The monsters are easy to kill, most requiring one or two hits, but have no problems hitting you with their extremely high to hit scores.  A +11 on a kobold is ridiculous.  What's more, the monsters will always get the first chance to hit you, as they don't appear until the end of your hero phase, way too late to get an attack off.  But since the order of operations for them is "spawn room, spawn monster, activate monster", it kinda sucks.  In addition, some of those guys hit hard, and for low level adventures, maybe WOTC should have considered pulling them out of the deck and allowing them to get ramped up a little more over time.  Our first two monster pulls were a gargoyle and a burning skeleton, two of the hardest random monsters in the deck. 

 
Seriously.  That's how it went down.
So the party defeats the monster, and you get to draw from the treasure stack.  Ready for your new weapon upgrade, or better armor?  Too bad!  Your reward for defeating the wolf is to immediately spawn a room wherever you like, spawn a monster, but you don't have to spawn an encounter!  Wow!  Now you only have to deal with TWO monsters on your turn, the kobold you spawned for being on the edge of the room, and a wraith that got spawned from getting treasure.  Hope you didn't get that amazing reward in your first couple rooms!  How can that be construed to be a treasure?  Well, it's one less tile that you have to spawn to get to your goal, but why does it have to spawn a monster?  Most of the "treasure" cards are immediate one shot deals like this that if they don't apply to your current situation, are worthless.  Treasure means treasure, WOTC.

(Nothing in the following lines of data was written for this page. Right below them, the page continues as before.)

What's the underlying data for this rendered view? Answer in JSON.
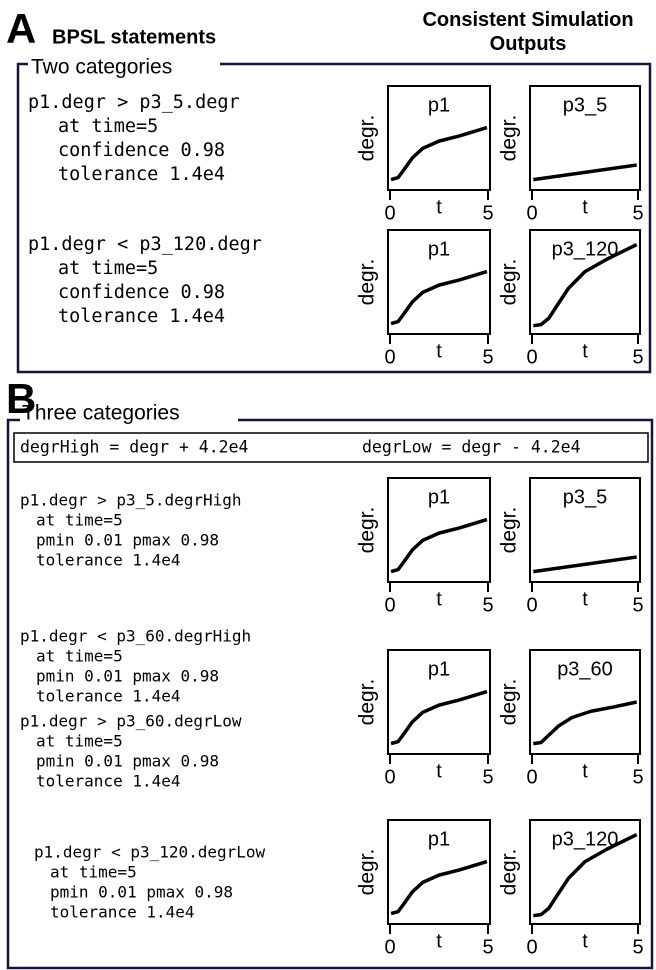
{
  "header": {
    "letter": "A",
    "left": "BPSL statements",
    "right": "Consistent Simulation Outputs"
  },
  "section_a": {
    "label": "Two categories",
    "rows": [
      {
        "statements": [
          [
            "p1.degr > p3_5.degr",
            "at time=5",
            "confidence 0.98",
            "tolerance 1.4e4"
          ]
        ],
        "plots": [
          {
            "title": "p1",
            "ylabel": "degr.",
            "xlabel": "t",
            "xticks": [
              0,
              5
            ]
          },
          {
            "title": "p3_5",
            "ylabel": "degr.",
            "xlabel": "t",
            "xticks": [
              0,
              5
            ]
          }
        ]
      },
      {
        "statements": [
          [
            "p1.degr < p3_120.degr",
            "at time=5",
            "confidence 0.98",
            "tolerance 1.4e4"
          ]
        ],
        "plots": [
          {
            "title": "p1",
            "ylabel": "degr.",
            "xlabel": "t",
            "xticks": [
              0,
              5
            ]
          },
          {
            "title": "p3_120",
            "ylabel": "degr.",
            "xlabel": "t",
            "xticks": [
              0,
              5
            ]
          }
        ]
      }
    ]
  },
  "section_b": {
    "letter": "B",
    "label": "Three categories",
    "definitions": [
      "degrHigh = degr + 4.2e4",
      "degrLow = degr - 4.2e4"
    ],
    "rows": [
      {
        "statements": [
          [
            "p1.degr > p3_5.degrHigh",
            "at time=5",
            "pmin 0.01 pmax 0.98",
            "tolerance 1.4e4"
          ]
        ],
        "plots": [
          {
            "title": "p1",
            "ylabel": "degr.",
            "xlabel": "t",
            "xticks": [
              0,
              5
            ]
          },
          {
            "title": "p3_5",
            "ylabel": "degr.",
            "xlabel": "t",
            "xticks": [
              0,
              5
            ]
          }
        ]
      },
      {
        "statements": [
          [
            "p1.degr < p3_60.degrHigh",
            "at time=5",
            "pmin 0.01 pmax 0.98",
            "tolerance 1.4e4"
          ],
          [
            "p1.degr > p3_60.degrLow",
            "at time=5",
            "pmin 0.01 pmax 0.98",
            "tolerance 1.4e4"
          ]
        ],
        "plots": [
          {
            "title": "p1",
            "ylabel": "degr.",
            "xlabel": "t",
            "xticks": [
              0,
              5
            ]
          },
          {
            "title": "p3_60",
            "ylabel": "degr.",
            "xlabel": "t",
            "xticks": [
              0,
              5
            ]
          }
        ]
      },
      {
        "statements": [
          [
            "p1.degr < p3_120.degrLow",
            "at time=5",
            "pmin 0.01 pmax 0.98",
            "tolerance 1.4e4"
          ]
        ],
        "plots": [
          {
            "title": "p1",
            "ylabel": "degr.",
            "xlabel": "t",
            "xticks": [
              0,
              5
            ]
          },
          {
            "title": "p3_120",
            "ylabel": "degr.",
            "xlabel": "t",
            "xticks": [
              0,
              5
            ]
          }
        ]
      }
    ]
  }
}
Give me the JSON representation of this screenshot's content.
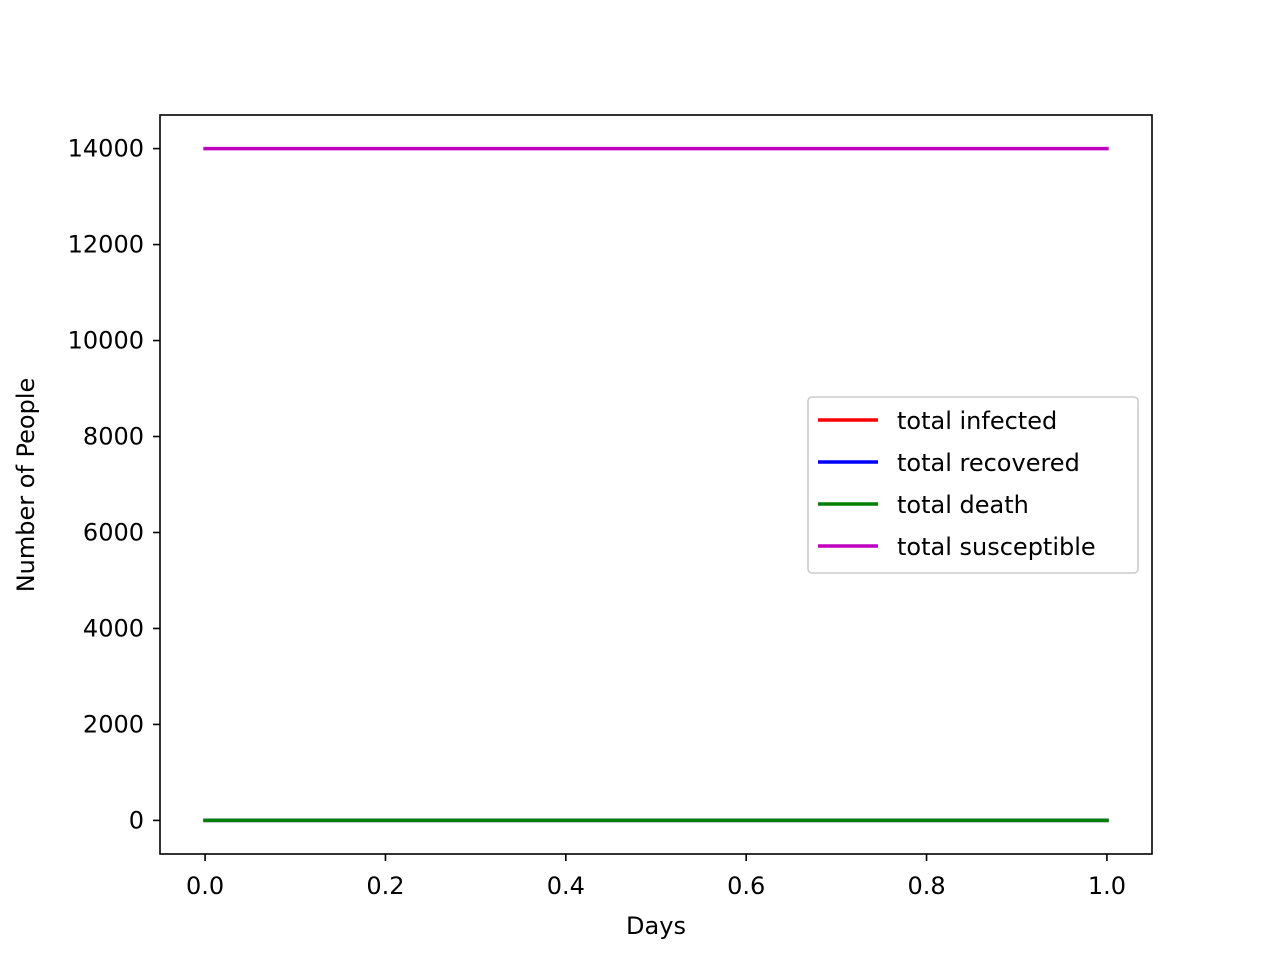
{
  "chart_data": {
    "type": "line",
    "title": "",
    "xlabel": "Days",
    "ylabel": "Number of People",
    "xlim": [
      -0.05,
      1.05
    ],
    "ylim": [
      -700,
      14700
    ],
    "x": [
      0.0,
      1.0
    ],
    "xticks": [
      0.0,
      0.2,
      0.4,
      0.6,
      0.8,
      1.0
    ],
    "xtick_labels": [
      "0.0",
      "0.2",
      "0.4",
      "0.6",
      "0.8",
      "1.0"
    ],
    "yticks": [
      0,
      2000,
      4000,
      6000,
      8000,
      10000,
      12000,
      14000
    ],
    "ytick_labels": [
      "0",
      "2000",
      "4000",
      "6000",
      "8000",
      "10000",
      "12000",
      "14000"
    ],
    "grid": false,
    "legend_position": "center-right",
    "series": [
      {
        "name": "total infected",
        "color": "#ff0000",
        "values": [
          0,
          0
        ]
      },
      {
        "name": "total recovered",
        "color": "#0000ff",
        "values": [
          0,
          0
        ]
      },
      {
        "name": "total death",
        "color": "#008000",
        "values": [
          0,
          0
        ]
      },
      {
        "name": "total susceptible",
        "color": "#bf00bf",
        "values": [
          14000,
          14000
        ]
      }
    ]
  }
}
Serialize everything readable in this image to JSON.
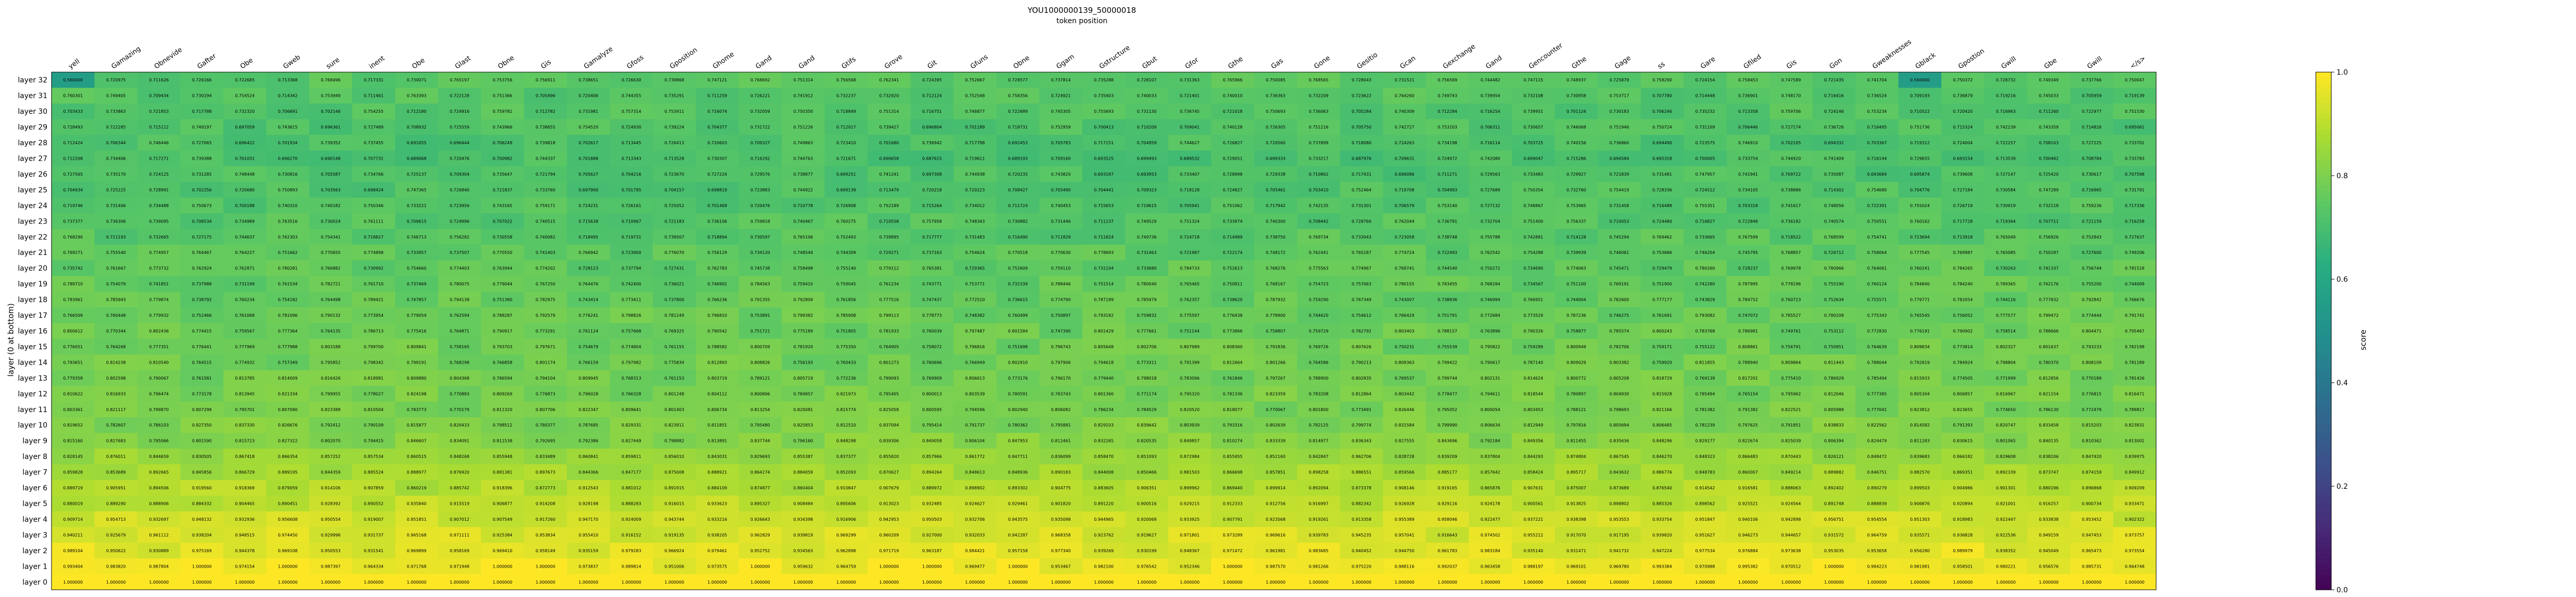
{
  "chart_data": {
    "type": "heatmap",
    "title": "YOU1000000139_50000018",
    "subtitle": "token position",
    "ylabel": "layer (0 at bottom)",
    "colorbar_label": "score",
    "colorbar_range": [
      0.0,
      1.0
    ],
    "colorbar_ticks": [
      "0.0",
      "0.2",
      "0.4",
      "0.6",
      "0.8",
      "1.0"
    ],
    "colormap": "viridis",
    "x_tokens": [
      "yell",
      "Gamazing",
      "Obnevide",
      "Gafter",
      "Obe",
      "Gweb",
      "sure",
      "inent",
      "Obe",
      "Glast",
      "Obne",
      "Gis",
      "Gamalyze",
      "Gfoss",
      "Gposition",
      "Ghome",
      "Gand",
      "Gand",
      "Gtifs",
      "Grove",
      "Git",
      "Gfuns",
      "Obne",
      "Ggam",
      "Gstructure",
      "Gbut",
      "Gfor",
      "Gthe",
      "Gas",
      "Gone",
      "Gesitio",
      "Gcan",
      "Gexchange",
      "Gand",
      "Gencounter",
      "Gthe",
      "Gage",
      "ss",
      "Gare",
      "Gfiled",
      "Gis",
      "Gon",
      "Gweaknesses",
      "Gblack",
      "Gpostion",
      "Gwill",
      "Gbe",
      "Gwill",
      "</s>"
    ],
    "y_layers": [
      "layer 32",
      "layer 31",
      "layer 30",
      "layer 29",
      "layer 28",
      "layer 27",
      "layer 26",
      "layer 25",
      "layer 24",
      "layer 23",
      "layer 22",
      "layer 21",
      "layer 20",
      "layer 19",
      "layer 18",
      "layer 17",
      "layer 16",
      "layer 15",
      "layer 14",
      "layer 13",
      "layer 12",
      "layer 11",
      "layer 10",
      "layer 9",
      "layer 8",
      "layer 7",
      "layer 6",
      "layer 5",
      "layer 4",
      "layer 3",
      "layer 2",
      "layer 1",
      "layer 0"
    ],
    "row_base": [
      0.74,
      0.735,
      0.73,
      0.725,
      0.72,
      0.715,
      0.72,
      0.725,
      0.73,
      0.735,
      0.74,
      0.75,
      0.755,
      0.76,
      0.765,
      0.77,
      0.775,
      0.78,
      0.785,
      0.79,
      0.795,
      0.8,
      0.81,
      0.82,
      0.85,
      0.87,
      0.89,
      0.91,
      0.93,
      0.945,
      0.96,
      0.98,
      1.0
    ],
    "cell_label_format": "7 significant digits",
    "highlighted_cells": [
      "layer 32 / yell",
      "layer 32 / Gblack"
    ]
  }
}
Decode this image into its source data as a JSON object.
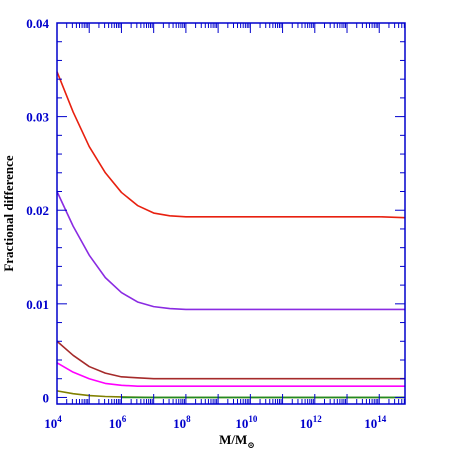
{
  "chart_data": {
    "type": "line",
    "title": "",
    "xlabel": {
      "base": "M/M",
      "subscript": "⊙"
    },
    "ylabel": "Fractional difference",
    "x_scale": "log",
    "xlim": [
      10000,
      630000000000000
    ],
    "ylim": [
      -0.0007,
      0.04
    ],
    "x_ticks": [
      {
        "value": 10000,
        "base": "10",
        "exp": "4"
      },
      {
        "value": 1000000,
        "base": "10",
        "exp": "6"
      },
      {
        "value": 100000000,
        "base": "10",
        "exp": "8"
      },
      {
        "value": 10000000000,
        "base": "10",
        "exp": "10"
      },
      {
        "value": 1000000000000,
        "base": "10",
        "exp": "12"
      },
      {
        "value": 100000000000000,
        "base": "10",
        "exp": "14"
      }
    ],
    "y_ticks": [
      {
        "value": 0,
        "label": "0"
      },
      {
        "value": 0.01,
        "label": "0.01"
      },
      {
        "value": 0.02,
        "label": "0.02"
      },
      {
        "value": 0.03,
        "label": "0.03"
      },
      {
        "value": 0.04,
        "label": "0.04"
      }
    ],
    "grid": false,
    "series": [
      {
        "color": "#e8200f",
        "x": [
          10000,
          31623,
          100000,
          316228,
          1000000,
          3162278,
          10000000,
          31622777,
          100000000,
          1000000000,
          10000000000,
          100000000000,
          1000000000000,
          10000000000000,
          100000000000000,
          630000000000000
        ],
        "y": [
          0.0348,
          0.0305,
          0.0268,
          0.024,
          0.0219,
          0.0205,
          0.0197,
          0.0194,
          0.0193,
          0.0193,
          0.0193,
          0.0193,
          0.0193,
          0.0193,
          0.0193,
          0.0192
        ]
      },
      {
        "color": "#8a2be2",
        "x": [
          10000,
          31623,
          100000,
          316228,
          1000000,
          3162278,
          10000000,
          31622777,
          100000000,
          1000000000,
          10000000000,
          100000000000,
          1000000000000,
          10000000000000,
          100000000000000,
          630000000000000
        ],
        "y": [
          0.022,
          0.0183,
          0.0152,
          0.0128,
          0.0112,
          0.0102,
          0.0097,
          0.0095,
          0.0094,
          0.0094,
          0.0094,
          0.0094,
          0.0094,
          0.0094,
          0.0094,
          0.0094
        ]
      },
      {
        "color": "#a52a2a",
        "x": [
          10000,
          31623,
          100000,
          316228,
          1000000,
          3162278,
          10000000,
          100000000,
          1000000000,
          10000000000,
          1000000000000,
          100000000000000,
          630000000000000
        ],
        "y": [
          0.006,
          0.0045,
          0.0033,
          0.0026,
          0.0022,
          0.0021,
          0.002,
          0.002,
          0.002,
          0.002,
          0.002,
          0.002,
          0.002
        ]
      },
      {
        "color": "#ff00ff",
        "x": [
          10000,
          31623,
          100000,
          316228,
          1000000,
          3162278,
          10000000,
          100000000,
          1000000000,
          10000000000,
          1000000000000,
          100000000000000,
          630000000000000
        ],
        "y": [
          0.0037,
          0.0027,
          0.002,
          0.0015,
          0.0013,
          0.0012,
          0.0012,
          0.0012,
          0.0012,
          0.0012,
          0.0012,
          0.0012,
          0.0012
        ]
      },
      {
        "color": "#808000",
        "x": [
          10000,
          31623,
          100000,
          316228,
          1000000,
          10000000,
          100000000,
          10000000000,
          1000000000000,
          100000000000000,
          630000000000000
        ],
        "y": [
          0.0007,
          0.0004,
          0.0002,
          0.0001,
          5e-05,
          0.0,
          0.0,
          0.0,
          0.0,
          0.0,
          0.0
        ]
      },
      {
        "color": "#228b22",
        "x": [
          1000000,
          10000000,
          100000000,
          10000000000,
          1000000000000,
          100000000000000,
          630000000000000
        ],
        "y": [
          0.0,
          0.0,
          0.0,
          0.0,
          0.0,
          0.0,
          0.0
        ]
      }
    ]
  }
}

The players have some interesting abilities pulled straight from 4th edition that you can customize your character with.  It adds a bit of flavor to the game, although some of the abilities almost seem required, making going too much outside of a comfort zone a dangerous decision.  They also have the ability to level up by pulling one of the rare treasure cards, or by rolling a 20 and spending 5xp worth of experience from the pool used to negate encounters with.  It actually happened a few times in our games, so it's not unheard of.

With all of this said, how does the game come together?  Well, the game is trying to kill you every step of the way.  There's no downtime.  It's an attempt to get as deep into the castle as you can and do anything to get your goal tiles to spawn.  The rewards aren't enough to bolster any kind of confidence, the abilities that might be considered awesome or game breaking are balanced by constantly hovering at death's door, and the healing surges given are there not for when things go wrong, but for when the inevitable happens. 

I rolled a 1, 1, 2, and 1, in that order before I got new dice
But it is a fun experience.  The players around the table worked together to try to beat the board, and nobody left the table upset or angry about what had happened.  We had a real feeling of accomplishment that many other games don't offer.  There's a lot of room for improvement on this, which I hope they address with expansion packs.  Actual treasure, some tiles that don't try to murder you for spawning them, and maybe some random NPC's to pop up instead of monsters would add so much more depth to this game.  The concept is really good, WOTC.  Now let's see you make it awesome.